Nonetheless, the company remains bullish on the longer-term price of gold. That, coupled with plans to double output, will leave it in an excellent position to prosper.
The opportunity to double production – from about 50,000 oz/year to nearly 100,000 oz – is directly attributable to the discovery of not one but two high grade deposits in 2011. Both are near the Seabee operation, so they can be developed using much of the existing infrastructure.
The first discovery is the 8.8-g/t Santoy Gap deposit. It is east of the Seabee mine and mill and north of the Santoy 8 mine, and will soon be reachable from Santoy 8 by an 800-metre exploration ramp. With resources of 281,000 indicated oz and 357,000 inferred oz, Santoy Gap is the best discovery ever made in the Seabee gold camp.
It’s a big game changer for Claude, and the company is moving as quickly as possible to get it into production during the second half of 2014. That as much as anything will provide the expected boost to output.

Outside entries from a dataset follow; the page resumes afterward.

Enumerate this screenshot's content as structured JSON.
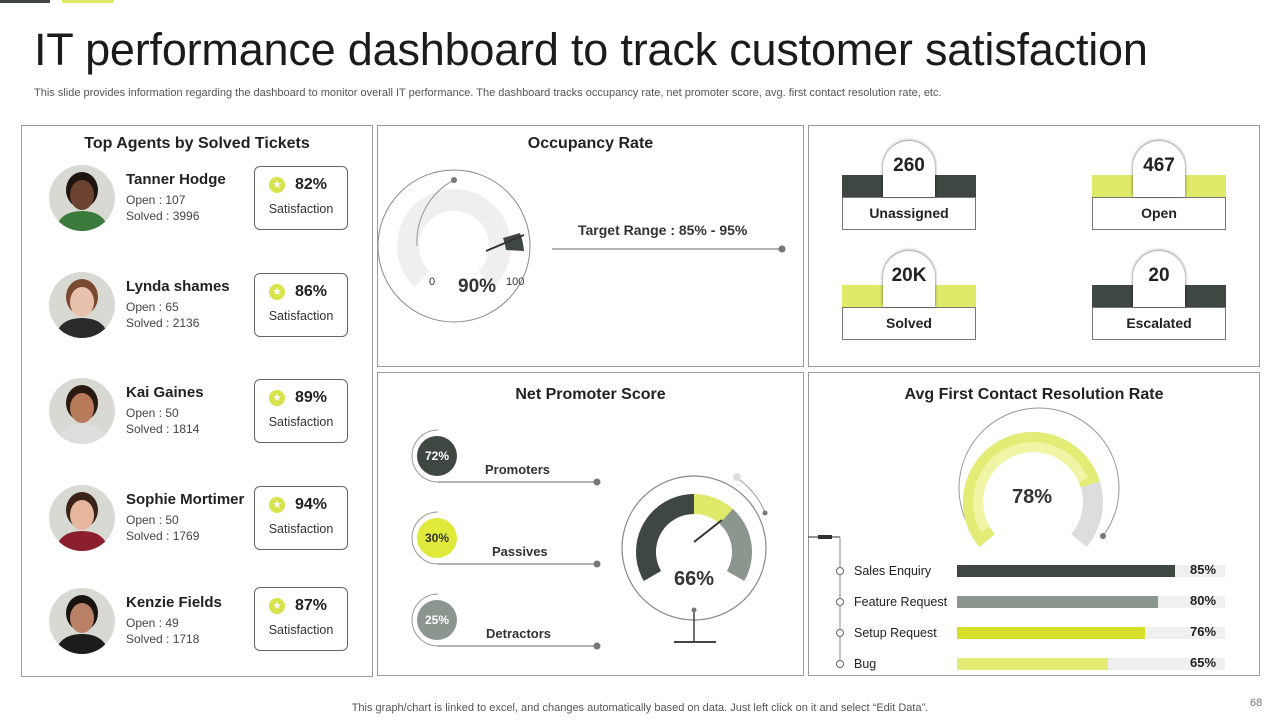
{
  "title": "IT performance dashboard to track customer satisfaction",
  "subtitle": "This slide provides information regarding the dashboard to monitor overall IT performance. The dashboard tracks occupancy rate, net promoter score, avg. first contact resolution rate, etc.",
  "agents_panel": {
    "title": "Top Agents by Solved Tickets",
    "agents": [
      {
        "name": "Tanner Hodge",
        "open": "Open : 107",
        "solved": "Solved : 3996",
        "pct": "82%",
        "sat_label": "Satisfaction",
        "skin": "#6b4330",
        "hair": "#1d1410",
        "shirt": "#3a7a3a"
      },
      {
        "name": "Lynda shames",
        "open": "Open : 65",
        "solved": "Solved : 2136",
        "pct": "86%",
        "sat_label": "Satisfaction",
        "skin": "#e8c2ae",
        "hair": "#7a4a2e",
        "shirt": "#2b2b2b"
      },
      {
        "name": "Kai Gaines",
        "open": "Open : 50",
        "solved": "Solved : 1814",
        "pct": "89%",
        "sat_label": "Satisfaction",
        "skin": "#b77a5a",
        "hair": "#2a1a12",
        "shirt": "#dedede"
      },
      {
        "name": "Sophie Mortimer",
        "open": "Open : 50",
        "solved": "Solved : 1769",
        "pct": "94%",
        "sat_label": "Satisfaction",
        "skin": "#e6b79d",
        "hair": "#3a2418",
        "shirt": "#8c1f2e"
      },
      {
        "name": "Kenzie Fields",
        "open": "Open : 49",
        "solved": "Solved : 1718",
        "pct": "87%",
        "sat_label": "Satisfaction",
        "skin": "#b98266",
        "hair": "#1a1410",
        "shirt": "#1c1c1c"
      }
    ]
  },
  "occupancy": {
    "title": "Occupancy Rate",
    "value": "90%",
    "min": "0",
    "max": "100",
    "target": "Target Range : 85% - 95%"
  },
  "stats": [
    {
      "value": "260",
      "label": "Unassigned",
      "band_color": "#3f4743"
    },
    {
      "value": "467",
      "label": "Open",
      "band_color": "#dfea6a"
    },
    {
      "value": "20K",
      "label": "Solved",
      "band_color": "#dfea6a"
    },
    {
      "value": "20",
      "label": "Escalated",
      "band_color": "#3f4743"
    }
  ],
  "nps": {
    "title": "Net Promoter Score",
    "score": "66%",
    "score_value": 0.66,
    "items": [
      {
        "pct": "72%",
        "label": "Promoters",
        "color": "#3f4743",
        "text_color": "#ffffff"
      },
      {
        "pct": "30%",
        "label": "Passives",
        "color": "#dfea3a",
        "text_color": "#333333"
      },
      {
        "pct": "25%",
        "label": "Detractors",
        "color": "#8a968e",
        "text_color": "#ffffff"
      }
    ]
  },
  "fcr": {
    "title": "Avg First Contact Resolution Rate",
    "value": "78%",
    "value_fraction": 0.78,
    "bars": [
      {
        "label": "Sales Enquiry",
        "pct": "85%",
        "value": 85,
        "color": "#3f4743"
      },
      {
        "label": "Feature Request",
        "pct": "80%",
        "value": 80,
        "color": "#8a968e"
      },
      {
        "label": "Setup Request",
        "pct": "76%",
        "value": 76,
        "color": "#d4e02a"
      },
      {
        "label": "Bug",
        "pct": "65%",
        "value": 65,
        "color": "#e3ec74"
      }
    ]
  },
  "footer": "This graph/chart is linked to excel,  and changes automatically based on data. Just left click on it and select “Edit Data”.",
  "page_number": "68"
}
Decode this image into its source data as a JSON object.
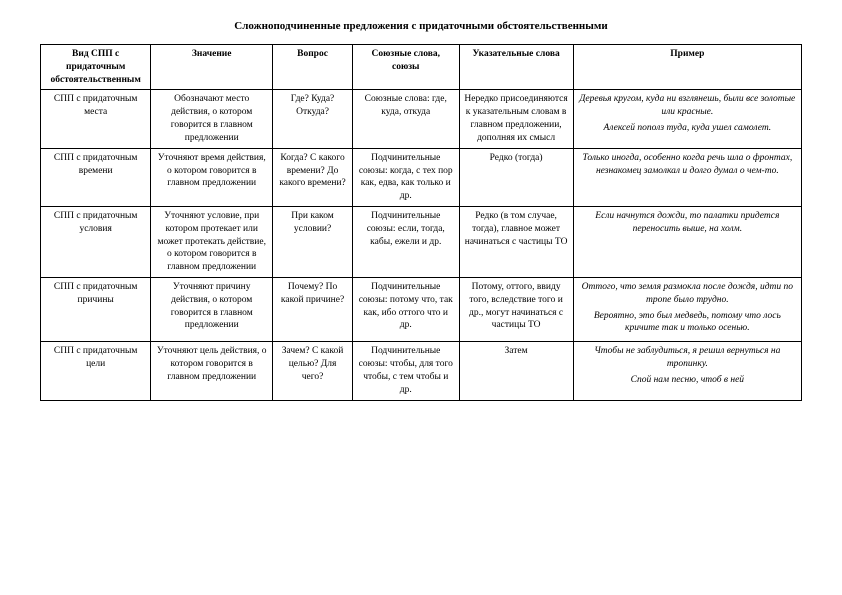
{
  "title": "Сложноподчиненные предложения с придаточными обстоятельственными",
  "headers": {
    "c1": "Вид СПП с придаточным обстоятельственным",
    "c2": "Значение",
    "c3": "Вопрос",
    "c4": "Союзные слова, союзы",
    "c5": "Указательные слова",
    "c6": "Пример"
  },
  "rows": [
    {
      "type": "СПП с придаточным места",
      "meaning": "Обозначают место действия, о котором говорится в главном предложении",
      "question": "Где? Куда? Откуда?",
      "unions": "Союзные слова: где, куда, откуда",
      "pointers": "Нередко присоединяются к указательным словам в главном предложении, дополняя их смысл",
      "example1": "Деревья кругом, куда ни взглянешь, были все золотые или красные.",
      "example2": "Алексей пополз туда, куда ушел самолет."
    },
    {
      "type": "СПП с придаточным времени",
      "meaning": "Уточняют время действия, о котором говорится в главном предложении",
      "question": "Когда? С какого времени? До какого времени?",
      "unions": "Подчинительные союзы: когда, с тех пор как, едва, как только и др.",
      "pointers": "Редко (тогда)",
      "example1": "Только иногда, особенно когда речь шла о фронтах, незнакомец замолкал и долго думал о чем-то.",
      "example2": ""
    },
    {
      "type": "СПП с придаточным условия",
      "meaning": "Уточняют условие, при котором протекает или может протекать действие, о котором говорится в главном предложении",
      "question": "При каком условии?",
      "unions": "Подчинительные союзы: если, тогда, кабы, ежели и др.",
      "pointers": "Редко (в том случае, тогда), главное может начинаться с частицы ТО",
      "example1": "Если начнутся дожди, то палатки придется переносить выше, на холм.",
      "example2": ""
    },
    {
      "type": "СПП с придаточным причины",
      "meaning": "Уточняют причину действия, о котором говорится в главном предложении",
      "question": "Почему? По какой причине?",
      "unions": "Подчинительные союзы: потому что, так как,  ибо оттого что и др.",
      "pointers": "Потому, оттого, ввиду того, вследствие того и др., могут начинаться с частицы ТО",
      "example1": "Оттого, что земля размокла после дождя, идти по тропе было трудно.",
      "example2": "Вероятно, это был медведь, потому что лось кричите так и только осенью."
    },
    {
      "type": "СПП с придаточным цели",
      "meaning": "Уточняют цель действия, о котором говорится в главном предложении",
      "question": "Зачем? С какой целью? Для чего?",
      "unions": "Подчинительные союзы: чтобы, для того чтобы, с тем чтобы и др.",
      "pointers": "Затем",
      "example1": "Чтобы не заблудиться, я решил вернуться на тропинку.",
      "example2": "Спой нам песню, чтоб в ней"
    }
  ]
}
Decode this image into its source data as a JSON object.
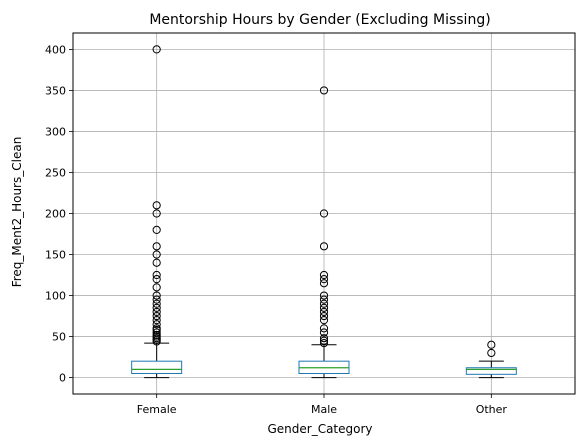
{
  "chart_data": {
    "type": "box",
    "title": "Mentorship Hours by Gender (Excluding Missing)",
    "xlabel": "Gender_Category",
    "ylabel": "Freq_Ment2_Hours_Clean",
    "categories": [
      "Female",
      "Male",
      "Other"
    ],
    "ylim": [
      -20,
      420
    ],
    "yticks": [
      0,
      50,
      100,
      150,
      200,
      250,
      300,
      350,
      400
    ],
    "grid": true,
    "boxes": [
      {
        "name": "Female",
        "whisker_low": 0,
        "q1": 5,
        "median": 10,
        "q3": 20,
        "whisker_high": 42,
        "outliers": [
          44,
          46,
          48,
          50,
          52,
          55,
          58,
          60,
          65,
          70,
          75,
          80,
          85,
          90,
          95,
          100,
          110,
          120,
          125,
          140,
          150,
          160,
          180,
          200,
          210,
          400
        ]
      },
      {
        "name": "Male",
        "whisker_low": 0,
        "q1": 5,
        "median": 12,
        "q3": 20,
        "whisker_high": 40,
        "outliers": [
          42,
          45,
          48,
          55,
          60,
          70,
          75,
          80,
          85,
          90,
          95,
          100,
          115,
          120,
          125,
          160,
          200,
          350
        ]
      },
      {
        "name": "Other",
        "whisker_low": 0,
        "q1": 4,
        "median": 10,
        "q3": 12,
        "whisker_high": 20,
        "outliers": [
          30,
          40
        ]
      }
    ],
    "colors": {
      "box": "#1f77b4",
      "median": "#2ca02c",
      "whisker": "#000000",
      "grid": "#b0b0b0",
      "outlier": "#000000"
    }
  }
}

The other recent discovery is the L62 deposit that is west of, and accessible from, the Seabee Mine. L62 contains approximately 110,000 oz of gold at a grade of 7.6 g/t. Daily mucked tonnage is variable depending on the development schedule.
More success on the horizon
With so much exploration success near its Seabee operation, Claude is also turning its attention to two other projects.
It owns the Madsen gold project, a former producer 16 km west of Red Lake, Ont. A restart there could be accomplished very quickly thanks to the existing infrastructure. The land package includes a fully permitted 500-t/d mill, tailings management facility and underground mine with a 1,220-metre shaft.
Production from 1938 to 1976 totaled 2.45 million oz. There remain 2.3 million indicated tonnes at 8.93 g/t Au for 928,000 contained oz and 788,000 inferred tonnes at 11.74 g/t for 297,000 contained oz.
The 2012 Madsen drill program extended the 8 zone at depth and confirmed the conceptual potential beneath the Austin Tuff. Work is currently underway on a scoping level analysis of the project.
Claude’s other notable exploration property is the Amisk gold project located in Saskatchewan, 20 km southwest of Flin Flon, Man. The project is still in its earliest stages, but 30.15 million indicated tonnes at 0.85 g/t AuEq and 28.65 million inferred tonnes at 0.70 AuEq has the company thinking this deposit may have open pit potential. The deposit is classified as a volcanogenic massive sulphide gold-silver occurrence.
The company is completing a preliminary economic study for Amisk, and it was to be completed by the end of June 2013. However, the estimated 1.4 million contained gold-equivalent ounces is not enough to justify development at current gold prices.
To take advantage of its exploration successes in northern Saskatchewan and elsewhere, Claude Resources has assembled a loyal workforce, many of whom have been with the company for 20 years. The company has also recently beefed up its environmental and technical departments with new hires from other mines. The people and the assets together will ensure a profitable future for a well-managed junior.